Domestic air services within Nigeria were fairly rudimentary but worked after a fashion. I heard of one man who used to take the same early morning Nigeria Airways flight to Kano every week, with the same cabin crew. Breakfast in first class consisted of a (very) hard boiled egg and a piece of bread.
He would say to the stewardess: ..and what do you have for my breakfast this morning and she would say boiled egg, sah! After a while he would say to her You know what I would really like champagne, smoked salmon, scrambled egg and some nice fresh coffee, and she would reply, Sorry sah, boiled egg again.
After a while this exchange became a regular little routine between them, with which she played along nicely. One morning however, he was astonished when she came up the aisle smiling broadly and placed before him a larger tray than usual containing - champagne, smoked salmon, scrambled egg and coffee, all beautifully presented. When he looked up interrogatively she said: One first class passenger on Pan Am going to go hungry this morning sah!
We were introduced on arrival in Nigeria to the Nigeria Police Dog Unit, a splendid group of people who trained dogs for police work. As we had a large and secure compound, we were good candidates to foster a puppy that would later be trained for police work. The police brought a regular supply of dog food and tended to all his inoculations and other veterinary needs.
The down-side was that after 2-3 years they would want him back for training, which was difficult for the family who naturally became very attached to their dog, but for expatriates who were going to be leaving eventually anyway, the arrangement was ideal.
Our first puppy was a sweet natured Alsatian called Sammy, whom we acquired at the age of 3 months. He became a firm family favourite and my daughters spoiled him more than they should. When he was taken away for training we always enquired of the senior police officer after his progress, and were proud to learn after a while that he had become top of his class in harassment! I suspect we would not have recognized our puppy.

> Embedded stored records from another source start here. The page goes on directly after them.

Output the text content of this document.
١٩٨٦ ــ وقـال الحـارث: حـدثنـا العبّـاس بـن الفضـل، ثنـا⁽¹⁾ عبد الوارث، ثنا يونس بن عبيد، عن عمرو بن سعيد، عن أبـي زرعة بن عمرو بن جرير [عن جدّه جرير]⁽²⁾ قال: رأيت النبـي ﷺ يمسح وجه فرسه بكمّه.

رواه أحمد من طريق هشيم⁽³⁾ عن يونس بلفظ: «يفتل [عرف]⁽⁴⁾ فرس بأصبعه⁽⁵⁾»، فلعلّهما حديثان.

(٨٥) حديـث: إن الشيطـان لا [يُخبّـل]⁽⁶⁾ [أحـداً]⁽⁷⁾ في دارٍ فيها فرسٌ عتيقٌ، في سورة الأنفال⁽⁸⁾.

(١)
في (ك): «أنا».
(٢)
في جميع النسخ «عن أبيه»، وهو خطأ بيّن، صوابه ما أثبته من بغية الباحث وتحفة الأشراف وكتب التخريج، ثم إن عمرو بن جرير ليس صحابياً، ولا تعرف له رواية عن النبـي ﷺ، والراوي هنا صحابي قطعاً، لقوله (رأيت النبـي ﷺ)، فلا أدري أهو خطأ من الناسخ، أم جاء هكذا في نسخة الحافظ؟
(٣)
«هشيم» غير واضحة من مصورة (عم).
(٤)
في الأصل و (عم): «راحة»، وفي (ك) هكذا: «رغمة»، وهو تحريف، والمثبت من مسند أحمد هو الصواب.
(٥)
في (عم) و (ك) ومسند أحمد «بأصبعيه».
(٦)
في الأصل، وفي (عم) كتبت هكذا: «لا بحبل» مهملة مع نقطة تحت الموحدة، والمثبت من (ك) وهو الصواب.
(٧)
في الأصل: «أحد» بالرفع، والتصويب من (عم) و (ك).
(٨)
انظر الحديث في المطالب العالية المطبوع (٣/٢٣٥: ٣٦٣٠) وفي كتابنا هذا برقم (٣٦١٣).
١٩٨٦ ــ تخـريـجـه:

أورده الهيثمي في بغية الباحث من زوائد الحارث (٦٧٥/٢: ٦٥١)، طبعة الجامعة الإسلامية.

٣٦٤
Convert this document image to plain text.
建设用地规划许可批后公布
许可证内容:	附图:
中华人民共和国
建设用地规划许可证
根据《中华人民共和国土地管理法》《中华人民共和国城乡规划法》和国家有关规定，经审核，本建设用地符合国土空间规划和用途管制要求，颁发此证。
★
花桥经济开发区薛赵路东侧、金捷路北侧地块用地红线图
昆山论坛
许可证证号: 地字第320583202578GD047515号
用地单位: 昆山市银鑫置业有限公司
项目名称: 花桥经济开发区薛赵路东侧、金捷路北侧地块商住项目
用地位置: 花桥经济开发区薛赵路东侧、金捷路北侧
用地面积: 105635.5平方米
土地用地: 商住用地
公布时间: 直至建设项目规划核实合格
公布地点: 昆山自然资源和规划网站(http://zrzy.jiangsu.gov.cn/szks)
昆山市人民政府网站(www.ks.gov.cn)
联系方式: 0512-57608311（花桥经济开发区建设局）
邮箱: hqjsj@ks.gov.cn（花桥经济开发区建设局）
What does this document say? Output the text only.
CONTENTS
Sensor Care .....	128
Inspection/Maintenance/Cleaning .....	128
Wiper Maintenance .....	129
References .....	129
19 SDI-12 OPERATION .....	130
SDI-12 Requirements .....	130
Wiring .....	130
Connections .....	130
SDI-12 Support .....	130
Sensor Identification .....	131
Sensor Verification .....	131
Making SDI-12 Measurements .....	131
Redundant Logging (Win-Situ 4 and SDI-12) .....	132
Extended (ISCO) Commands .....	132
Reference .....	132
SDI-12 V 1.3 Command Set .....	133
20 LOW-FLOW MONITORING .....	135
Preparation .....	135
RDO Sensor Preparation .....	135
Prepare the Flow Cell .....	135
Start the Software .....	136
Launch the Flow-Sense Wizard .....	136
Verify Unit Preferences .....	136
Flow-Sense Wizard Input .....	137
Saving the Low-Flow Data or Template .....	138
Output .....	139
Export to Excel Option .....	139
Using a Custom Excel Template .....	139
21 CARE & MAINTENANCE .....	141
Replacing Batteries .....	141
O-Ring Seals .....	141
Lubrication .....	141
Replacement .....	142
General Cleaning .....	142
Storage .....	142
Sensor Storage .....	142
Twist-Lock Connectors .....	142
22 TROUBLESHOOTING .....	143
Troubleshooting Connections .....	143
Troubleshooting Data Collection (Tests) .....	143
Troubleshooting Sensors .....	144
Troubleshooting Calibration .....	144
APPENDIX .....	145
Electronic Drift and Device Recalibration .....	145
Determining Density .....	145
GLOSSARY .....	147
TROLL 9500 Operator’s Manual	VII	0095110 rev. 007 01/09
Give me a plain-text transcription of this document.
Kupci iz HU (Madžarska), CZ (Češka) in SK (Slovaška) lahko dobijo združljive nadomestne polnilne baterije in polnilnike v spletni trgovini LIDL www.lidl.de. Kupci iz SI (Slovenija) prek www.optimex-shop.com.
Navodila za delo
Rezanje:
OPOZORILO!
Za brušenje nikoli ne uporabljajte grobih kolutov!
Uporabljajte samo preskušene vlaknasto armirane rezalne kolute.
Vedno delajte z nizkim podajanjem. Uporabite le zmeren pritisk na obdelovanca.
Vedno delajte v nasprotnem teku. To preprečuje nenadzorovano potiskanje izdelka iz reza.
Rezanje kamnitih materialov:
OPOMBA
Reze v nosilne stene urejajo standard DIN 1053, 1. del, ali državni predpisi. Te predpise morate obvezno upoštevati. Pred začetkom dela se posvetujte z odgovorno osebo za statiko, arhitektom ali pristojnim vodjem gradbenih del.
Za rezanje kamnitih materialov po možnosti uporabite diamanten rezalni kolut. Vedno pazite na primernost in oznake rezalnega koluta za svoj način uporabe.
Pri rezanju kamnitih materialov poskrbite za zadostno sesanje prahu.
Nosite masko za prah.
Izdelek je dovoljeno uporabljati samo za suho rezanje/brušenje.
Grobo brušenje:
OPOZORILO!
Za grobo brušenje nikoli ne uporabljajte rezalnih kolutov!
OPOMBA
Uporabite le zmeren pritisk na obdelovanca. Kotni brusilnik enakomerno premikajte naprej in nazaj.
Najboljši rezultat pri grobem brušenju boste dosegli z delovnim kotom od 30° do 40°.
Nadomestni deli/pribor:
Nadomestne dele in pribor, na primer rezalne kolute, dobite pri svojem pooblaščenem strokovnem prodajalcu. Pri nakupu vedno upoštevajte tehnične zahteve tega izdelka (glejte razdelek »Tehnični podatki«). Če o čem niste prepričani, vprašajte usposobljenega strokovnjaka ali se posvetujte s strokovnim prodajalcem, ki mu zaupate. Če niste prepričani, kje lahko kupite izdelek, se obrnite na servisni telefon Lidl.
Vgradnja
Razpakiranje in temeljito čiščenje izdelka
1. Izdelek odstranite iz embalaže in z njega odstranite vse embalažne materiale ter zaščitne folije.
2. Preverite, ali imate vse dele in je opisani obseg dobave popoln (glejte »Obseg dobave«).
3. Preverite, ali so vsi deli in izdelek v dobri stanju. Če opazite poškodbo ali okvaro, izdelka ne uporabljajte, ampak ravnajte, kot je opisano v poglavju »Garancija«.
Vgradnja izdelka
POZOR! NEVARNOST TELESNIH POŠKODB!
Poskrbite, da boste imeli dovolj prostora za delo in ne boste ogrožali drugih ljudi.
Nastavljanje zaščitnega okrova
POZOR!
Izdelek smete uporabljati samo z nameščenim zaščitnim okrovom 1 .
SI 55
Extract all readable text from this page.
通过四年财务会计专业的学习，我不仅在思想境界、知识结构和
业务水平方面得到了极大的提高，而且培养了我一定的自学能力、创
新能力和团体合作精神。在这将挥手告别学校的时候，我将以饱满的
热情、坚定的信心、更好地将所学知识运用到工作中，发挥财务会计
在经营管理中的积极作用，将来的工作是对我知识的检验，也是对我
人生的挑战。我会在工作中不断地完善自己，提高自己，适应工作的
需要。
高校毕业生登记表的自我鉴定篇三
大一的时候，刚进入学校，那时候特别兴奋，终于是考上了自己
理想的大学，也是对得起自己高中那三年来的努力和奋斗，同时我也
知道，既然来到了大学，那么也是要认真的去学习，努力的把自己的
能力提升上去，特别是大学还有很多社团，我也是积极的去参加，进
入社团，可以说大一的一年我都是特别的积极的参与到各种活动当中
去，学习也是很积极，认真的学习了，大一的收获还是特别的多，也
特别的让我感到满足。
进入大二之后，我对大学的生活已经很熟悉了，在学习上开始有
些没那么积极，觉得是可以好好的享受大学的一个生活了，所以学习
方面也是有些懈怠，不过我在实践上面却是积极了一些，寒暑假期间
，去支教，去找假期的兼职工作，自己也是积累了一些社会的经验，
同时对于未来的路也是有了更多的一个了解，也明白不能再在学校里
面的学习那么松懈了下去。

One of the joys of West Africa was the occasionally, to our ears, quaint use of the English language. If a business associate were not available to visitors, the secretary would tell you he is not on seat. A traffic jam was called a go-slow, and if a car broke down it cease fire, a thief was a tief-man and if somebody were to behave in a silly or irrational manner, he go for bush. I have seen and can personally vouch for the headline that appeared in the national newspaper when the former leader General Gowon visited Kano and was well received by the populace Gowon Gets Clap in Kano. I still have the newspaper cutting somewhere.
Anthony Farnfield relates another West African domestic exchange:
Wife to small boy (domestic servant i/c dhobi),
I can't find my bra which was in the wash
Madam? I don't know! What is this thing - bra?
Bra, bra says Madam pointing to her upper body area.
Ah, Madam mean knickers for up! I have it here!